At Gradient Labs, our AI agent interacts with the customers of financial services companies: high-reliability is non-negotiable. Suppose you get in touch with your bank about an important problem related to your money — there’s no excuse for your bank’s AI agent not to be able to reply!
Under the hood, we use a blend of different large language models (LLMs) to construct the highest quality answers. LLMs are therefore a critical dependency for our agent, and we need to be resilient to all kinds of failures or constraints in order to provide a reliable experience. This blog post goes into some detail about how we achieve that.
AI agents are a new paradigm
When building a server which handles a request, such as a mobile phone app calling a bank, the request might return within a few hundred milliseconds. Anything which fails on the path of the request would likely result in a retry of the entire request.
In agentic systems, where a single reply may be the result of a chain of LLM calls, requests can span much longer durations. Each LLM call costs both user-facing latency and money, so you don’t want a single failure in that chain to result in the entire request being retried:

One way to solve for this might be to manually write data to a database at the end of each call, to persist state that captures the progress of your agent. This way, you can always recover from a checkpoint upon failure—if the database write succeeded. Another way might be to implement `@retry`
logic at every step of your agent, which means solving for retry logic while trying to implement the AI agent.
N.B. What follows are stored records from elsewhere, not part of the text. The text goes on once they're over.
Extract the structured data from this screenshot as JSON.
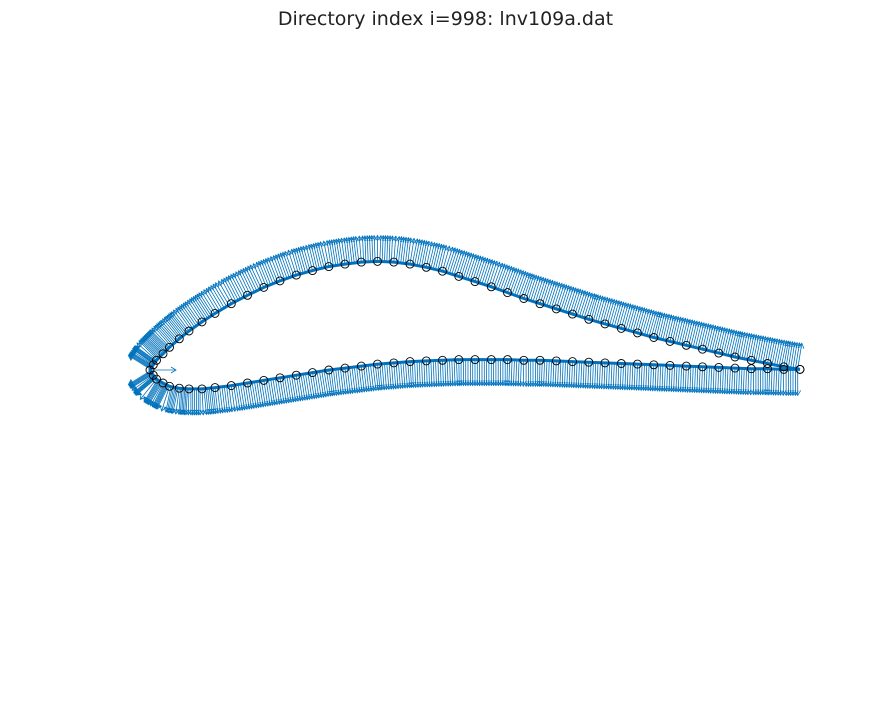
{
  "figure": {
    "title": "Directory index i=998: lnv109a.dat"
  },
  "colors": {
    "normal_vectors": "#0072bd",
    "surface_line": "#0072bd",
    "surface_points": "#000000",
    "background": "#ffffff"
  },
  "chart_data": {
    "type": "scatter",
    "title": "Directory index i=998: lnv109a.dat",
    "axes_visible": false,
    "grid": false,
    "aspect": "equal",
    "xlim": [
      -0.06,
      1.02
    ],
    "ylim": [
      -0.37,
      0.54
    ],
    "upper_surface": {
      "x": [
        1.0,
        0.975,
        0.95,
        0.925,
        0.9,
        0.875,
        0.85,
        0.825,
        0.8,
        0.775,
        0.75,
        0.725,
        0.7,
        0.675,
        0.65,
        0.625,
        0.6,
        0.575,
        0.55,
        0.525,
        0.5,
        0.475,
        0.45,
        0.425,
        0.4,
        0.375,
        0.35,
        0.325,
        0.3,
        0.275,
        0.25,
        0.225,
        0.2,
        0.175,
        0.15,
        0.125,
        0.1,
        0.08,
        0.06,
        0.045,
        0.03,
        0.02,
        0.01,
        0.005,
        0.0
      ],
      "y": [
        0.001,
        0.005,
        0.01,
        0.015,
        0.02,
        0.026,
        0.032,
        0.038,
        0.044,
        0.05,
        0.057,
        0.064,
        0.071,
        0.078,
        0.086,
        0.094,
        0.102,
        0.11,
        0.119,
        0.128,
        0.136,
        0.144,
        0.152,
        0.158,
        0.163,
        0.166,
        0.167,
        0.166,
        0.163,
        0.159,
        0.153,
        0.146,
        0.137,
        0.127,
        0.115,
        0.102,
        0.087,
        0.074,
        0.06,
        0.048,
        0.035,
        0.025,
        0.015,
        0.008,
        0.0
      ]
    },
    "lower_surface": {
      "x": [
        0.0,
        0.005,
        0.01,
        0.02,
        0.03,
        0.045,
        0.06,
        0.08,
        0.1,
        0.125,
        0.15,
        0.175,
        0.2,
        0.225,
        0.25,
        0.275,
        0.3,
        0.325,
        0.35,
        0.375,
        0.4,
        0.425,
        0.45,
        0.475,
        0.5,
        0.525,
        0.55,
        0.575,
        0.6,
        0.625,
        0.65,
        0.675,
        0.7,
        0.725,
        0.75,
        0.775,
        0.8,
        0.825,
        0.85,
        0.875,
        0.9,
        0.925,
        0.95,
        0.975,
        1.0
      ],
      "y": [
        0.0,
        -0.008,
        -0.014,
        -0.02,
        -0.025,
        -0.028,
        -0.029,
        -0.029,
        -0.027,
        -0.024,
        -0.02,
        -0.016,
        -0.012,
        -0.008,
        -0.004,
        0.0,
        0.003,
        0.006,
        0.009,
        0.011,
        0.013,
        0.014,
        0.015,
        0.016,
        0.016,
        0.016,
        0.016,
        0.015,
        0.015,
        0.014,
        0.013,
        0.012,
        0.011,
        0.01,
        0.009,
        0.008,
        0.007,
        0.006,
        0.005,
        0.004,
        0.003,
        0.002,
        0.002,
        0.001,
        0.001
      ]
    }
  }
}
At Gradient Labs, we use Temporal, a durable execution system, that provides us with a way to effectively checkpoint progress out of the box.
Failing over across providers
The earliest design choices we made at Gradient Labs favoured an architecture that enables us to experiment with, evaluate, and adopt the best LLMs for each part of our agent. Right now, we use three major groups of models — from OpenAI, Anthropic and Google. Each of these groups of models are hosted in multiple places, giving us the ability to fail over from one place to another:

We take advantage of this to both (a) spread traffic across providers, to increase utilisation of per-provider rate-limits, and (b) fail over from one provider to another when we encounter certain errors, rate limits or latency spikes.
In our platform, each completion request starts with an ordered list of API provider preferences. For example, if we’re making a request for GPT 4.1, we might have the preference ordering: (1) OpenAI, (2) Azure. We can configure these preferences on both a global and a per-company basis, and we can also assign them proportionally to how we want to split traffic across the two. If we encounter certain types of errors, then we failover to the next provider.
The nuance of a failover system is: when is it right to fail over? We currently handle four broad categories:
Successful, invalid responses — for example, perhaps we asked the LLM to place its final decision inside
<decision>...</decision>
tags, but the generated response doesn’t include these. We do not need to fail over for these.Errors — LLM APIs, much like any other software provider, can return all sorts of errors. We’ll failover when we hit most 5XX errors.
Rate limits — LLM APIs impose different rate limits for each model. Increasing these limits, particularly for more recent or experimental models, is not an automated process. If we failover due to being rate limited, then we mark the API provider that we failed-over from as “unavailable” in our cache for a short while. This way, we don’t waste latency on subsequent requests on a resource that’s already over limits.
Latency — LLMs can be slow. This is expected to be variable across calls. But we need to look out for scenarios where they’re globally slower than expected—this is a symptom that something is wrong. We currently failover if the request exceeds a timeout in the p99+ percentile of latency.
Failing over across models
There are catastrophic, low-likelihood scenarios where the provider failover system is not enough. For example, in the extremely rare case that Google is down, our failovers for completions from Gemini would no longer work.
In these cases, we can also activate model failover: for each LLM API request, we can configure a different model to use in the event of failure.
The main challenge of a model failover is that prompts that work well with one model don’t necessarily work well with others. However, designing and evaluating multiple prompt-model pairs for components of our agent is already part of our development lifecycle. For several critical components of our system, we have tailored prompts for both the primary and backup models.
This has a two-fold benefit:
In the event that the entire model group’s providers are down, our customers are protected, and their customers continue to receive replies from our AI agent.
In the event that we get rate-limited for newer and more experimental models, we can failover to older models for which we have higher rate limits.
Always improving
We’re always thinking about ways in which we can improve our resiliency—here is can a recent example. We’re already protected against scenarios where individual LLM API requests takes too long, because we time out and failover to the next provider. This timeout is designed to catch abnormally long requests — typically in the p99 percentile of latency. What should happen if the entire latency distribution shifts?
We observed this with one of our providers:

In this case, the mean latency of a few models spiked, and the p75+ latency jumped to well over 10s. This increased the overall latency of our agent, but didn’t initiate our failover mechanism. Thankfully, through our latency-based alerts, we were able to identify this fairly quickly and manually invoke the failover mechanism. However, this points to an interesting idea — can we auto-failover when we observe abnormal shifts in the latency distribution?